Cardinality

Relationships exist between two query subjects. The cardinality of a relationship is the number of related rows for each of the two query subjects.

The rows are related by the expression of the relationship; this expression usually refers to the primary and foreign keys of the underlying tables.

IBM® Cognos® software uses the cardinality of a relationship in the following ways:

  • to avoid double-counting fact data
  • to support loop joins that are common in star schema models
  • to optimize access to the underlying data source system
  • to identify query subjects that behave as facts or dimensions

The cardinality of a relationship defines the number of rows of one table that is related to the rows of another table based on a particular set (or join) of keys. Cardinality is used by IBM Cognos software to infer which query subjects behave as facts or dimensions. The result is that IBM Cognos software can automatically resolve a common form of loop join that is caused by star schema data when you have multiple fact tables joined to a common set of dimension tables.

To ensure predictable queries, it is important to understand how cardinality is used and to correctly apply it in your model. It is recommended that you examine the underlying data source schema and address areas where cardinality incorrectly identifies facts or dimensions that could cause unpredictable query results. The Model Advisor feature in Framework Manager can be used to help you understand how the cardinality is interpreted.

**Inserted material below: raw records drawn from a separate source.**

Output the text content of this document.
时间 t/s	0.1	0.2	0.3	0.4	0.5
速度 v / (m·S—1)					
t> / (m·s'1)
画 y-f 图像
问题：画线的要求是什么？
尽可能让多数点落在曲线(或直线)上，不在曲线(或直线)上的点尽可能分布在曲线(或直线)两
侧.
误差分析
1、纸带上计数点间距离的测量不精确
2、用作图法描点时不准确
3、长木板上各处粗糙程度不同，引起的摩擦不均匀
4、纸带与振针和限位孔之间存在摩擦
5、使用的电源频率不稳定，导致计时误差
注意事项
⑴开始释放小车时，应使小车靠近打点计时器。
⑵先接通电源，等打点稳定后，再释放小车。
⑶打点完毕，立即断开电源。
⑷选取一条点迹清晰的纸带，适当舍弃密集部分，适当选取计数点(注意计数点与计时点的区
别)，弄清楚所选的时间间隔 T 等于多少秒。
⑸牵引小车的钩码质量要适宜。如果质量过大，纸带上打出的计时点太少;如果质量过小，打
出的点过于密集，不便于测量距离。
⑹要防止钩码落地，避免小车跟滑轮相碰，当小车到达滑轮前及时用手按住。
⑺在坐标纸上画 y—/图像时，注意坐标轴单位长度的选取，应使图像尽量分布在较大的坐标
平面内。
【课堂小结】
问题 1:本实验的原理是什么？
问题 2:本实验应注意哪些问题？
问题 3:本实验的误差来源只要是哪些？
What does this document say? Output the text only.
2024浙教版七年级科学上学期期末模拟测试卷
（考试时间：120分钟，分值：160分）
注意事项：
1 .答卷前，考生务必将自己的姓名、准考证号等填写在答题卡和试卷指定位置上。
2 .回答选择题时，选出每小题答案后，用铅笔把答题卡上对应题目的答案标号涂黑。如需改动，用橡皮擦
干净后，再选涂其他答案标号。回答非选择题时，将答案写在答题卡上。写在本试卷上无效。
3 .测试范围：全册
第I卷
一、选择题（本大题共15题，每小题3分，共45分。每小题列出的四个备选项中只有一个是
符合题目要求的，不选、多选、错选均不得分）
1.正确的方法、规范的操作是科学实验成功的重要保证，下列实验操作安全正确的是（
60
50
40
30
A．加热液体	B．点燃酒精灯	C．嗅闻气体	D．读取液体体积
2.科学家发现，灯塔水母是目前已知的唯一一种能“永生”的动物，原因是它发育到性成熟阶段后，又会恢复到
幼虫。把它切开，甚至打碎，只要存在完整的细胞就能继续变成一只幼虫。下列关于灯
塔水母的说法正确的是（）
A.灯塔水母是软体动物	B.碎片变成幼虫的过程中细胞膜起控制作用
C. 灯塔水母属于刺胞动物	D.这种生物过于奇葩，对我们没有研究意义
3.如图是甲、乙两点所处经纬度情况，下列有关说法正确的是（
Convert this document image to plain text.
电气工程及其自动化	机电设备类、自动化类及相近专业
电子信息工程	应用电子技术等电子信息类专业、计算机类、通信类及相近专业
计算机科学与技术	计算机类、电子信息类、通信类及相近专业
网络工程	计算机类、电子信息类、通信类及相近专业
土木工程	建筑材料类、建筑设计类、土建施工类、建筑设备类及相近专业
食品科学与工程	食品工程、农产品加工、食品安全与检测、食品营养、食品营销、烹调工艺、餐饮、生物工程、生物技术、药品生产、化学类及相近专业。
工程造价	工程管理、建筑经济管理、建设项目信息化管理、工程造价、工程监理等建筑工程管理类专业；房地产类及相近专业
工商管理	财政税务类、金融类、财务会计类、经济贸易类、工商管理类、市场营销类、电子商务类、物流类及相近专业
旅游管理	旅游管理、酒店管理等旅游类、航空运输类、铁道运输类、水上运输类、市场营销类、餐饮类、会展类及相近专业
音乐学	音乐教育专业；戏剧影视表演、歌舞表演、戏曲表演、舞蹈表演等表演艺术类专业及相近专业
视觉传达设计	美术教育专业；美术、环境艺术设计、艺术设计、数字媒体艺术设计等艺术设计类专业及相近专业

A query that uses multiple facts from different underlying tables is split into separate queries for each underlying fact table. Each single fact query refers to its respective fact table as well as to the dimensional tables related to that fact table. Another query is used to merge these individual queries into one result set. This latter operation is generally referred to as a stitched query. You know that you have a stitched query when you see coalesce and a full outer join.

A stitched query also allows IBM Cognos software to properly relate data at different levels of granularity. See What are multi-fact, multi-grain queries.

You must ensure that all relationships and cardinality correctly reflect your users' reporting requirements.